Download or read book Rethinking Sympathy and Human Contact in Nineteenth Century American Literature written by Marianne Noble and published by Cambridge University Press. This book was released on 2019-03-28 with total page 306 pages. Available in PDF, EPUB and Kindle. Book excerpt: The book analyzes the evolution of antebellum literary explorations of sympathy and human contact in the 1850s and 1860s. It will appeal to undergraduates and scholars seeking new approaches to canonical American authors, psychological theorists of sympathy and empathy, and philosophers of moral philosophy.

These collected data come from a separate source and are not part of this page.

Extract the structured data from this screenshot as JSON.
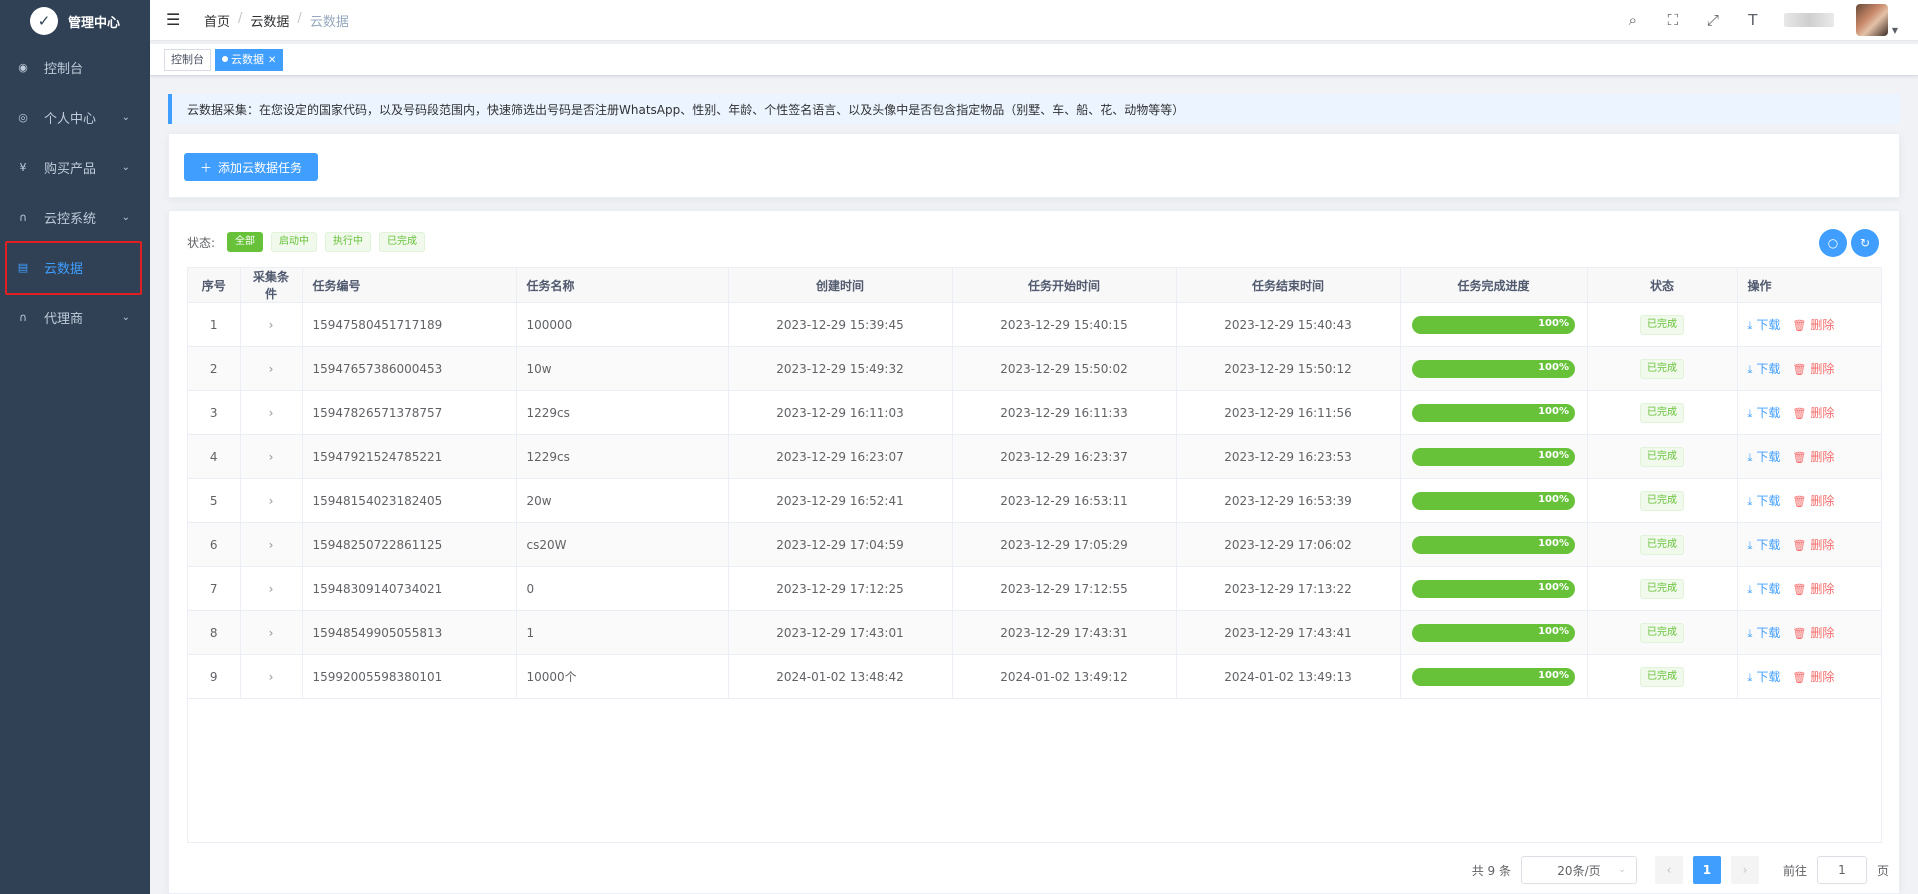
{
  "sidebar": {
    "logo_text": "管理中心",
    "items": [
      {
        "label": "控制台",
        "icon": "dashboard-icon",
        "glyph": "◉",
        "has_children": false,
        "active": false
      },
      {
        "label": "个人中心",
        "icon": "user-icon",
        "glyph": "◎",
        "has_children": true,
        "active": false
      },
      {
        "label": "购买产品",
        "icon": "yen-icon",
        "glyph": "¥",
        "has_children": true,
        "active": false
      },
      {
        "label": "云控系统",
        "icon": "headset-icon",
        "glyph": "∩",
        "has_children": true,
        "active": false
      },
      {
        "label": "云数据",
        "icon": "document-icon",
        "glyph": "▤",
        "has_children": false,
        "active": true
      },
      {
        "label": "代理商",
        "icon": "headset-icon",
        "glyph": "∩",
        "has_children": true,
        "active": false
      }
    ]
  },
  "header": {
    "breadcrumb": [
      "首页",
      "云数据",
      "云数据"
    ]
  },
  "tags": {
    "items": [
      {
        "label": "控制台",
        "active": false
      },
      {
        "label": "云数据",
        "active": true
      }
    ]
  },
  "alert": {
    "text": "云数据采集：在您设定的国家代码，以及号码段范围内，快速筛选出号码是否注册WhatsApp、性别、年龄、个性签名语言、以及头像中是否包含指定物品（别墅、车、船、花、动物等等）"
  },
  "toolbar": {
    "add_label": "添加云数据任务"
  },
  "filter": {
    "label": "状态:",
    "options": [
      "全部",
      "启动中",
      "执行中",
      "已完成"
    ],
    "selected": "全部"
  },
  "table": {
    "columns": [
      "序号",
      "采集条件",
      "任务编号",
      "任务名称",
      "创建时间",
      "任务开始时间",
      "任务结束时间",
      "任务完成进度",
      "状态",
      "操作"
    ],
    "download_label": "下载",
    "delete_label": "删除",
    "rows": [
      {
        "index": "1",
        "task_id": "15947580451717189",
        "name": "100000",
        "created": "2023-12-29 15:39:45",
        "start": "2023-12-29 15:40:15",
        "end": "2023-12-29 15:40:43",
        "progress": "100%",
        "status": "已完成"
      },
      {
        "index": "2",
        "task_id": "15947657386000453",
        "name": "10w",
        "created": "2023-12-29 15:49:32",
        "start": "2023-12-29 15:50:02",
        "end": "2023-12-29 15:50:12",
        "progress": "100%",
        "status": "已完成"
      },
      {
        "index": "3",
        "task_id": "15947826571378757",
        "name": "1229cs",
        "created": "2023-12-29 16:11:03",
        "start": "2023-12-29 16:11:33",
        "end": "2023-12-29 16:11:56",
        "progress": "100%",
        "status": "已完成"
      },
      {
        "index": "4",
        "task_id": "15947921524785221",
        "name": "1229cs",
        "created": "2023-12-29 16:23:07",
        "start": "2023-12-29 16:23:37",
        "end": "2023-12-29 16:23:53",
        "progress": "100%",
        "status": "已完成"
      },
      {
        "index": "5",
        "task_id": "15948154023182405",
        "name": "20w",
        "created": "2023-12-29 16:52:41",
        "start": "2023-12-29 16:53:11",
        "end": "2023-12-29 16:53:39",
        "progress": "100%",
        "status": "已完成"
      },
      {
        "index": "6",
        "task_id": "15948250722861125",
        "name": "cs20W",
        "created": "2023-12-29 17:04:59",
        "start": "2023-12-29 17:05:29",
        "end": "2023-12-29 17:06:02",
        "progress": "100%",
        "status": "已完成"
      },
      {
        "index": "7",
        "task_id": "15948309140734021",
        "name": "0",
        "created": "2023-12-29 17:12:25",
        "start": "2023-12-29 17:12:55",
        "end": "2023-12-29 17:13:22",
        "progress": "100%",
        "status": "已完成"
      },
      {
        "index": "8",
        "task_id": "15948549905055813",
        "name": "1",
        "created": "2023-12-29 17:43:01",
        "start": "2023-12-29 17:43:31",
        "end": "2023-12-29 17:43:41",
        "progress": "100%",
        "status": "已完成"
      },
      {
        "index": "9",
        "task_id": "15992005598380101",
        "name": "10000个",
        "created": "2024-01-02 13:48:42",
        "start": "2024-01-02 13:49:12",
        "end": "2024-01-02 13:49:13",
        "progress": "100%",
        "status": "已完成"
      }
    ]
  },
  "pagination": {
    "total_text": "共 9 条",
    "page_size": "20条/页",
    "current_page": "1",
    "goto_label": "前往",
    "goto_value": "1",
    "page_unit": "页"
  },
  "colors": {
    "primary": "#409eff",
    "success": "#67c23a",
    "danger": "#f56c6c",
    "sidebar_bg": "#304156"
  }
}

Book Writing About Animals in the Age of Revolution

Download or read book Writing About Animals in the Age of Revolution written by Jane Spencer and published by Oxford University Press. This book was released on 2020-06-10 with total page 288 pages. Available in PDF, EPUB and Kindle. Book excerpt: What did British people in the late eighteenth century think and feel about their relationship to nonhuman animals? This book shows how an appreciation of human-animal similarity and a literature of compassion for animals developed in the same years during which radical thinkers were first basing political demands on the concept of natural and universal human rights. Some people began to conceptualise animal rights as an extension of the rights of man and woman. But because oppressed people had to insist on their own separation from animals in order to claim the right to a full share in human privileges, the relationship between human and animal rights was fraught and complex. This book examines that relationship in chapters covering the abolition movement, early feminism, and the political reform movement. Donkeys, pigs, apes and many other literary animals became central metaphors within political discourse, fought over in the struggle for rights and freedoms; while at the same time more and more writers became interested in exploring the experiences of animals themselves. We learn how children's writers pioneered narrative techniques for representing animal subjectivity, and how the anti-cruelty campaign of the early 1800s drew on the legacy of 1790s radicalism. Coleridge, Wordsworth, Clare, Southey, Blake, Wollstonecraft, Equiano, Dorothy Kilner, Thomas Spence, Mary Hays, Ignatius Sancho, Anna Letitia Barbauld, John Oswald, John Lawrence, and Thomas Erskine are just a few of the writers considered. Along with other canonical and non-canonical writers of many disciplines, they placed nonhuman animals at the heart of British literature in the age of the French Revolution.